In the circumstances, then, the factors we consider to be relevant to the assignment of this work are either neutral, or favour assignment of the work in dispute to the Boilermakers. Accordingly, we are of the view that the work in dispute which was assigned to the members of the Boilermakers was properly assigned to members of that union, and therefore we uphold the assignment made by the employer.
CONCURRING OPINION OF BOARD MEMBER G. McMENEMY; April 20, 1998
Although I agree with the analysis and the decision in this case, I would like to make a few comments on trade agreements or jurisdictional agreements.
Coming from the craft unions, I am familiar with these agreements and what is the intent of each of them.
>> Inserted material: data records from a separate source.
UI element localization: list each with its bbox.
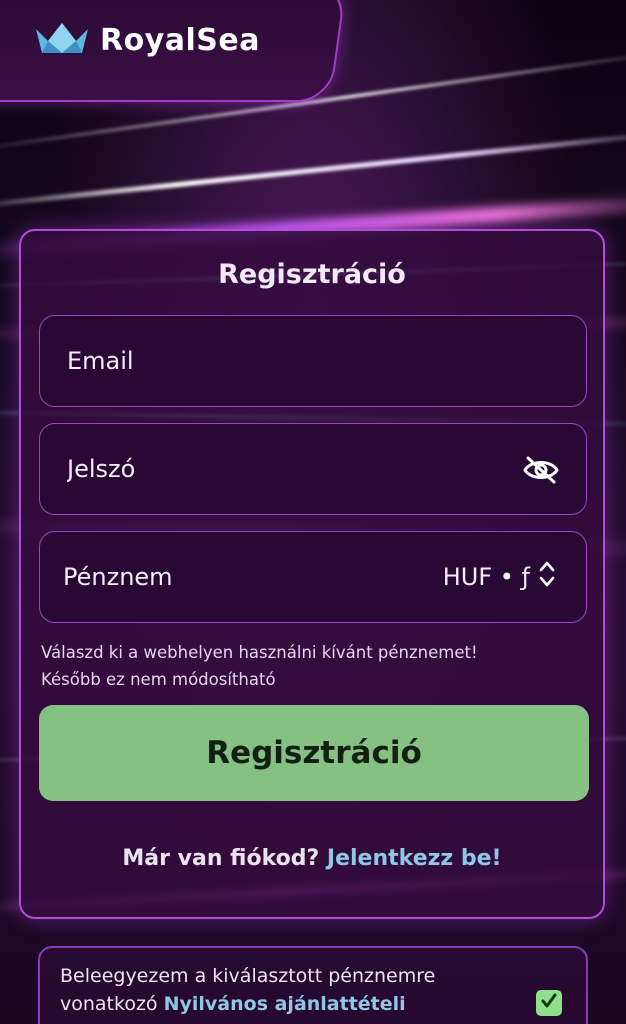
- public-offer-link[interactable]: Nyilvános ajánlattételi: [164, 993, 406, 1015]
- brand-logo[interactable]: RoyalSea: [34, 18, 260, 62]
- eye-off-icon[interactable]: [522, 452, 560, 488]
- login-prompt: Már van fiókod? Jelentkezz be!: [21, 846, 603, 871]
- crown-icon: [34, 21, 90, 59]
- currency-hint-line: Később ez nem módosítható: [41, 670, 276, 689]
- currency-hint: Válaszd ki a webhelyen használni kívánt …: [41, 639, 601, 693]
- consent-box: Beleegyezem a kiválasztott pénznemre von…: [38, 946, 588, 1024]
- currency-value: HUF • ƒ: [442, 563, 530, 591]
- registration-card: Regisztráció Pénznem HUF • ƒ: [19, 229, 605, 919]
- currency-label: Pénznem: [63, 563, 173, 591]
- chevron-up-down-icon: [538, 560, 556, 594]
- register-button[interactable]: Regisztráció: [39, 705, 589, 801]
- registration-page: RoyalSea Regisztráció Pénznem HUF • ƒ: [0, 0, 626, 1024]
- consent-text: Beleegyezem a kiválasztott pénznemre von…: [60, 962, 510, 1018]
- form-title: Regisztráció: [218, 259, 406, 290]
- background-light-streak: [0, 129, 626, 210]
- password-field[interactable]: [40, 454, 489, 484]
- email-field-container: [39, 315, 587, 407]
- currency-selected: HUF • ƒ: [443, 560, 586, 594]
- login-prompt-text: Már van fiókod?: [122, 846, 327, 871]
- email-field[interactable]: [40, 346, 489, 376]
- brand-name: RoyalSea: [100, 22, 260, 58]
- currency-select[interactable]: Pénznem HUF • ƒ: [39, 531, 587, 623]
- password-field-container: [39, 423, 587, 515]
- consent-checkbox[interactable]: [536, 990, 562, 1016]
- login-link[interactable]: Jelentkezz be!: [327, 846, 502, 871]
- checkmark-icon: [540, 992, 558, 1014]
- currency-hint-line: Válaszd ki a webhelyen használni kívánt …: [41, 643, 478, 662]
There are three trade agreements that govern some of the aspects of the overlapping jurisdictions of my own trade. The first agreement in 1957 outlines what work is captured and how it will be assigned. The second agreement in 1961 supercedes the 1957 agreement and is a further clarification and updates the assignments of work as of that date.
What this example is meant to illustrate is that trade agreements build on the past and as the work changes so do the claims for the work assignment.
While portions of some trade agreements that date to the early 1900's are still applicable today, some parts are not because of technology changes. With trade agreements like of that age it is up to the parties to argue that what is referred to in the old trade agreement is similar to the work in dispute, or that the new technology is a growth from the old.
Both of the June 2, 1992 trade agreements deal with two separate working environments and with specific types of work. Each agreement stands on its own and does not further clarify or build on the established trade practice of each trade union. Also these two trade agreements are not of the age noted in paragraph S above and therefore it can not be argued that technology has changed in the last six years.
While it is likely that a more comprehensive trade agreement was envisioned by Local 1089 when the trade agreements were signed, the wording of each agreement does not support a conclusion other than that reached in this case.